Don’t believe what you are reading yet, watch this video from the CEO of Red Brick, it will tell you all about it. The entire problem once again is when for profit companies own wellness companies, there’s big privacy concerns and you don’t really know who’s seeing your data, again it’s for profit. So here within this post we see 2 active subsidiaries of UnitedHealthcare in action, Ingenix who RedBrick uses as a partner (I am guessing their analytic systems for predicting and scoring) and the Optum Wellness program that helps consumers analyze and collect their health information.
United Healthcare as well as other insurers stated memberships in some areas were dwindling, and yet profits, big profits are still made with fewer members. With all their recent investments, to include Cisco with telehealth, it appears they are largely on the way to a business model that will require perhaps even fewer insured down the road as they also sell their analytical services of Ingenix to hospitals and governments to run algorithmic scoring software to process claims.
Guess what, this about the same as the job market right? Economy doing better but the stimulus can’t create enough jobs fast enough to help replace those falling out the bottom, with the algorithms used on Wall Street, it’s the same type of business with greedy investors and companies working it. Think kindly of the stimulus as it is there to help. We had both ABC and Continental Airlines laying people off this week, why, digital technology where humans used to provide the services and the same is happening in healthcare with insurers, automated claims and behavioral algorithms.

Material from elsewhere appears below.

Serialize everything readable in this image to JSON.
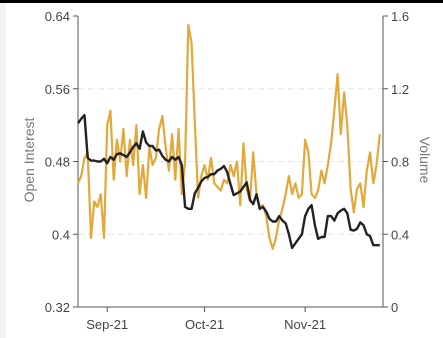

We are back once more to the algorithmic formulas and data and there’s certainly no shortage with United Healthcare investing in technology either directly or through subsidiaries and now the Wellness efforts with using biometric monitoring appear to be growing. People would not resent and distrust all of this technology if the fear of it being used against you for paying claims and eligibility were gone, again one more reason the “for profit” health insurance companies are under fire, as they have not been honest so one has to assume and believe this is not going to change from what we are seeing today. United even makes money from other insurers as well as you can read in the link above, Wellpoint contracting with Red Brick, who is a client of Ingenix, and the circle keeps going and I just try to connect the dots so hopefully individuals can see and understand who is working with who and where one companies investment opens up other areas of potential revenue income, all coming back to the use of the “the algorithms” and with today’s announcement we can combine algorithms for wellness data in a larger data base and offer services based on each company’s solution perhaps, biometrics and data, “stockholders” will prosper as the CEO of United reminds us. BD
Minnetonka, Minn.-based UnitedHealth Group (NYSE:UNH) didn't disclose financial terms of its deal for Wellness Inc. of Aurora, Ill. Wellness is a 23-year-old company that emphasizes preventative care to manage employee health, offering biometric screenings, flu vaccinations and lifestyle-health assessments in the workplace. The firm has more than 1,000 company clients.